The keyboard’s control software is also really good, offering several modes/applications that do amazing things with the RGB backlighting. I could even set an animated gif with the ultra-low resolution of just 22 x 6 pixels as the pattern if I wanted to, but the mode I liked most was the one that synced the lighting with whatever audio was playing through my PC, causing it to animate like an oscilloscope. That looks fantastic in the dark… but again, I don’t choose a keyboard just for its looks.

And also, I noticed this while gaming at night:

The dangers of RGB-ing everything: reflections.

See the reflection? It’s not terrible, but it was certainly distracting.

Cacofonix the (key)bard

That volume… wow. The M750 is positively cacophonous compared to the smooth sound the 6GV2’s Cherry MX Black switches make when I’m typing. I type a lot at night after my girlfriend goes to sleep, and the M750 was loud enough to keep her from actually dropping off on several occasions. While she got used to it, the damage had been done – I became hyper-conscious of the sound I was making while typing, which turned out to be a deal-breaker.

Even while I was testing the M750 at the office before I took it home, I was aware of how loud the key-press sound was. Since I type at just under 100wpm, I can only imagine how annoying the staccato tap-tap-tapping was for my (very polite) co-workers. They didn’t say anything, but I got more than a few ‘looks’ when I returned to my chair from getting coffee/water/whatever.

A pity

And that’s a pity, because those negatives are offset by the high overall build quality (the keyboard base is aluminium and pleasantly heavy), SteelSeries’ excellent control software, and its anti-ghosting tech that ensures consistent performance no matter how many keys are pressed at the same time.

Ultimately, the M750’s light show and overall presentation is very pretty, and SteelSeries needs recognition for what it’s done with the control software. But that long travel, the keycaps themselves, and the loudness (and lightness) of the QX2 switches just don’t do it for me.

As much as I wanted to like it, I used the M750 for ten days, then went back to my 6GV2. If I’m going to spend more R3k on a keyboard (its RRP is R3200 but can be found online for less), you better believe it’s going to be perfectly-tailored to what I like, and this one’s only about 40% of the way there. Sorry, SteelSeries.

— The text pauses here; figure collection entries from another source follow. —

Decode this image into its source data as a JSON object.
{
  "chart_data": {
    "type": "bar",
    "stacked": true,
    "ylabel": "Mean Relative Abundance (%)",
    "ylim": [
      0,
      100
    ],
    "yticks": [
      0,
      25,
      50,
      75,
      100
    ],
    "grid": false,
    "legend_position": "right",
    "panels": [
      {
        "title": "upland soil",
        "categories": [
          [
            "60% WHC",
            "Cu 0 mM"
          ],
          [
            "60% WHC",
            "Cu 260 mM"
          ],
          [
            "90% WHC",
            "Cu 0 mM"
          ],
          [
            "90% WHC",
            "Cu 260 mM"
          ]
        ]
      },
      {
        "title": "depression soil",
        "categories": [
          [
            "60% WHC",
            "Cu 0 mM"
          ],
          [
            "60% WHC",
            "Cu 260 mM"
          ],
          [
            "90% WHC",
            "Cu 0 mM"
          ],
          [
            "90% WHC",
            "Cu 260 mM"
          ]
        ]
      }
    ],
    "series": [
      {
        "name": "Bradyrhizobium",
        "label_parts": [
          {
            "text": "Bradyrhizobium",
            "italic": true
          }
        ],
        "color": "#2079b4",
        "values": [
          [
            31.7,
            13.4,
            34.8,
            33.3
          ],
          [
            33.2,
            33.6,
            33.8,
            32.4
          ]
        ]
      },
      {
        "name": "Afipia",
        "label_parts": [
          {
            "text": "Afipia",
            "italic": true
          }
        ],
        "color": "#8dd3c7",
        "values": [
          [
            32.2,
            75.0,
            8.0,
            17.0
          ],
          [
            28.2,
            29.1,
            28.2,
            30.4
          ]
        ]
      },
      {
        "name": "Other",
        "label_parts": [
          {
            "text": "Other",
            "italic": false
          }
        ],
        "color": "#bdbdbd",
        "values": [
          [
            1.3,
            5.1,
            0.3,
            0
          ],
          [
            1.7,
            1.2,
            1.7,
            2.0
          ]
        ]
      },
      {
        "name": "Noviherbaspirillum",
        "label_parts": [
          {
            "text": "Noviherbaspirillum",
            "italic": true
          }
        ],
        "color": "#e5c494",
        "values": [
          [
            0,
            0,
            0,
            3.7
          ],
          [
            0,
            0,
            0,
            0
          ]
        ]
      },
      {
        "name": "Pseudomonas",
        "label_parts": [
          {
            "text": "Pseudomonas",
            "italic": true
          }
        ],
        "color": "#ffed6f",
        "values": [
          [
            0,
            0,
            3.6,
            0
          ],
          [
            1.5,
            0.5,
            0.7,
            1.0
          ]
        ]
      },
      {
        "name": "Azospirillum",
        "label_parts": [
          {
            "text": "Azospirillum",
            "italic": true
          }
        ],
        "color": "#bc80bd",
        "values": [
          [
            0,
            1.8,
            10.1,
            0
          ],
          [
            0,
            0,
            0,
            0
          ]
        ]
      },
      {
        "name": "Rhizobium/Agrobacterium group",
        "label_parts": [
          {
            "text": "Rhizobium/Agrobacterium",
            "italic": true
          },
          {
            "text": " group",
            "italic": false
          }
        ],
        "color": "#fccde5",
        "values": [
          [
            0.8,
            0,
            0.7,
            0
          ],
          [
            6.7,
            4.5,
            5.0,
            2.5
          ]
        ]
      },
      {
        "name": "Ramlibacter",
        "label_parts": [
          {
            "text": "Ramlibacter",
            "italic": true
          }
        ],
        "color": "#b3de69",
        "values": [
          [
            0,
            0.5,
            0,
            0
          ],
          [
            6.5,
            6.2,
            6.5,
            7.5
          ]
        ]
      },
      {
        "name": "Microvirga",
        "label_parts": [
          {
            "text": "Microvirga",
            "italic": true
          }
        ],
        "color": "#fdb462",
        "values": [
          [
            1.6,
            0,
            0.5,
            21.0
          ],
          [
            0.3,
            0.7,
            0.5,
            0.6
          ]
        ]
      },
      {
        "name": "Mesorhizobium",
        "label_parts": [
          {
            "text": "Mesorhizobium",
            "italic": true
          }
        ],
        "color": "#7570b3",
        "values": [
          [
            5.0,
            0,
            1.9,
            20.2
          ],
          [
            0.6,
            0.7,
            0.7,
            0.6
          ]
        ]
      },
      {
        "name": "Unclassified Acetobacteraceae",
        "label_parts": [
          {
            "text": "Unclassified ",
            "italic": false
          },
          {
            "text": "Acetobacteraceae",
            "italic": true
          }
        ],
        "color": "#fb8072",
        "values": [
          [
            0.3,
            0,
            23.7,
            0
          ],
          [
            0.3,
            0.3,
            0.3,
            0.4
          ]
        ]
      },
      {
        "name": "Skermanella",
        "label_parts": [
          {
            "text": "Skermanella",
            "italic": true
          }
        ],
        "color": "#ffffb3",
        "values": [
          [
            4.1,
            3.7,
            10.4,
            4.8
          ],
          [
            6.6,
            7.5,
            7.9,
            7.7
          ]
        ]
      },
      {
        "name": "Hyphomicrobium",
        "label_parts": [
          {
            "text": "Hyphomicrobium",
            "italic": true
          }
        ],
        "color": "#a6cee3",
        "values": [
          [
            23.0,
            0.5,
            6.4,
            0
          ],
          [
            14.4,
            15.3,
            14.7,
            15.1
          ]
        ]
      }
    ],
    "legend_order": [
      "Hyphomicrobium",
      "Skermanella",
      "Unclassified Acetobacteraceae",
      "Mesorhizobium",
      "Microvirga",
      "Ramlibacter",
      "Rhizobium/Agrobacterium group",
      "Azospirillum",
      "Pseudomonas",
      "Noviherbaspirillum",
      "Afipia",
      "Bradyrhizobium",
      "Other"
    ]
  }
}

Rival 310 Ergonomic Esports Mouse

I also received the SteelSeries Rival 310 Ergonomic Esports Mouse to test with the keyboard, and I am happy to say my experience with that was much better. It’s beautifully-engineered, just heavy enough for my liking (good, because there’s no way to adjust it), and I love the rubber grips, the feel of the mouse clicks and wheel, and the ease-of-use of the little button that lets me switch between user-specified DPI settings on the fly.

Gaming with it was a pleasure, and I am sure I played better in the FPSes I tested it out with (Wolfenstein II, Quake Champions, Bioshock 2 Remastered). SteelSeries’ Engine 3 software also let me customise the functionality of each button and change the colour of the light that illuminates the SteelSeries logo on the back of the mouse.

It’s a bit expensive at over a thousand bucks for a mouse (for which you don’t even get a braided cable), but if you game a lot and want something high-quality, highly customisable, RGB-lit and comfortable to hold for bigger-than-average hands, I can highly recommend the Rival 310.

So that’s a no to the keyboard, and yes to the mouse.

  • SteelSeries Apex M750 Score: 6/10
  • Rival 310 Ergonomic Esports Mouse Score: 8/10

The Apex M750 is available online from R2993, while the Rival 310 can be had from R1186.84. Review samples were provided by the local distributor.